Wednesday, 28 May 2014

Shaking Women at the British Film Institute

I was taken to see two old films at the British Film Institute - aka the National Film Theatre - on the Southbank over the last week or two. One was British from 1948, 'Good Time Girl' starring Jean Kent, Dennis Price, Flora Robson and Herbert Lom and one was American from 1933, a version of Noel Coward's 'Design For Living' starring Frederic March, Gary Cooper and Miriam Hopkins. They were so different in so many ways and very similar in one - men shaking women.

'Good Time Girl' is the tale of a teenage girl who runs away from home in London after the war and falls in with a bad lot in the Soho club in which she finds work. She loses the job, winds up in court with Flora Robson as the judge and then is sent to a girls borstal school where she is the rebel and then becomes the bully. In no time she escapes and heads to the bright lights of Brighton where she becomes a drunken tart, runs down a copper in her car and gets entangled with two post-war GIs and ends up being sent down for 16 years. And her tale told by Flora Robson saves a very young Diana Dors from going off the tracks (if you can believe that).

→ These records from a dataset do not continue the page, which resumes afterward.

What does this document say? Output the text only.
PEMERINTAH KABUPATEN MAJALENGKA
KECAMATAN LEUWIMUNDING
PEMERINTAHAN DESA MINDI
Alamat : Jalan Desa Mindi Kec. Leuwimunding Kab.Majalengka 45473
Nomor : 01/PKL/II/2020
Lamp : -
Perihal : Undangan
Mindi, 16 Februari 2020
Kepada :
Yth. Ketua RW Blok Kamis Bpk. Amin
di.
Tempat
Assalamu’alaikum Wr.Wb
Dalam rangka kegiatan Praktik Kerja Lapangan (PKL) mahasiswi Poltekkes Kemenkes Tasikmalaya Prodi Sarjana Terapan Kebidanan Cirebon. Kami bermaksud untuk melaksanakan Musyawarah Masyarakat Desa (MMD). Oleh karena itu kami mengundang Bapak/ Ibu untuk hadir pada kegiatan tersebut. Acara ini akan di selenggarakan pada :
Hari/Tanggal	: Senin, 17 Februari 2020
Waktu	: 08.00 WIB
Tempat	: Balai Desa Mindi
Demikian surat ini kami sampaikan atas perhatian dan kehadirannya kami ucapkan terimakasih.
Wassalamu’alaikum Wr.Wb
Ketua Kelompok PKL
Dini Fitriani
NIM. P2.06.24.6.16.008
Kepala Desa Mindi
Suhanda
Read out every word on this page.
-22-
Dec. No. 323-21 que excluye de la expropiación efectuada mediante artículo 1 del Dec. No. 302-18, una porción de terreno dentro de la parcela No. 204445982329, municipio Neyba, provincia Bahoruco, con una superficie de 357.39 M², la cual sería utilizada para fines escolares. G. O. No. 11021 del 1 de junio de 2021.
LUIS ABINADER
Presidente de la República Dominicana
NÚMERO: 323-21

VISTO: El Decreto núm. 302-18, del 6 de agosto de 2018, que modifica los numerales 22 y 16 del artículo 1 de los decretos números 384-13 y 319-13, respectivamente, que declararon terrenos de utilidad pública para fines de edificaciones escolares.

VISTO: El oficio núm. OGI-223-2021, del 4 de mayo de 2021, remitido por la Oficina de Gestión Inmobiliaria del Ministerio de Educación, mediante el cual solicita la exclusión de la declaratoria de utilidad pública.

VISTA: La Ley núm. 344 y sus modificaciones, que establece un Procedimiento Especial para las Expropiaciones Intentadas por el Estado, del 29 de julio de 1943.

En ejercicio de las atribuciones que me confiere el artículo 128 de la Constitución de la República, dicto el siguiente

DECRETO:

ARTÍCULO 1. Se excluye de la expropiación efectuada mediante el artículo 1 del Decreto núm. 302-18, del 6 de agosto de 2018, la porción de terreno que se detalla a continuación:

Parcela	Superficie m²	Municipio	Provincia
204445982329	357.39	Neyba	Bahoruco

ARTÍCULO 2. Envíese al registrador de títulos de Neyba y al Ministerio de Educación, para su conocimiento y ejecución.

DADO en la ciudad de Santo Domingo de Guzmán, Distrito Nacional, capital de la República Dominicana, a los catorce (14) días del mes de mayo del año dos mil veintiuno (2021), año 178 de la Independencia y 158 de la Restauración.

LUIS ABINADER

The second film was 'Design For Living', based on Noel Coward's play about a new way of living between men and women in which the men capitulate to the needs of the woman. Mr Coward sardonically commented that they'd kept a few words from his play in the film and, having seen the play four years ago at The Old Vic, I'd agree with Mr Coward. Gilda falls for both artist and playwrite who love as a threesome without sex ("a gentleman's agreement") in Paris until the playwrite has a hit in London and goes off to enjoy it. Gilda and the artist live together until the playwright visits and then she runs off to marry her boss in New York and becomes a society hostess. Her artistic lovers then turn up and lure her back to an artistic life in Paris in some of the funniest scenes of the film.

The films are quite different in many ways. 'Good Time Girl' is anything but a good time, it's dark and threatening but isn't really a morality tale despite how Flora Robson treats it. There are none of the seedy aspects of Soho, the sex and drugs, and it's dressed up in swanky nightclubs and people in dinner suits and frocks but that world also includes slasher gangs and no-one is safe from a razor attack. Jean Kent was very good playing the girl in question as we see her escaping abuse at home to turning into a throughly bad lot through the circumstances she finds herself in. The film is unrelentingly bleak and dangerous, very different from the bright and - in places - sparkling 'Design For Living'.

The centre of 'Design' is Miriam Hopkins, a vivacious and fast talking blond who holds the film together. She can't decide whether she loves Frederic or Gary and decides she loves them both and why shouldn't she? The surprise in this film is Gary Cooper playing an artist in a garret in Paris without a cowboy or horse in sight. He's definitely playing against type quite early in his career and this film hints at what he might have done if Cary Grant hadn't appeared on the Hollywood scene. The film is part of the BFI's pre-censorship season and the references to 'no sex' and the menage a trios wouldn't have been allowed only a few years later. I enjoyed it and I particularly liked Miriam as the sassy leader and lover of the artists.

The thing that noticeably jumped off the screen at me was the tall men shaking the shorter women, grabbing them by the shoulders and giving them a good shake. As if shaking them will dislodge their poor little brains and make them understand and agree with the views of the tall men. The poor little ladies obviously need help to dislodge some unhelpful thoughts. I don't understand that and suspect that, in real life, Jean Kent (from what I heard at the screening) would've punched anyone who tried to physically assault her so why was it acceptable in film? I don't know anything about Miriam Hopkins but maybe she just liked Gary Cooper?

Of course, the world has moved on - well, at least some parts of the world - and this behaviour would no longer be acceptable or seen as the norm. Many parts of the world still have to take some rather large strides to catch up.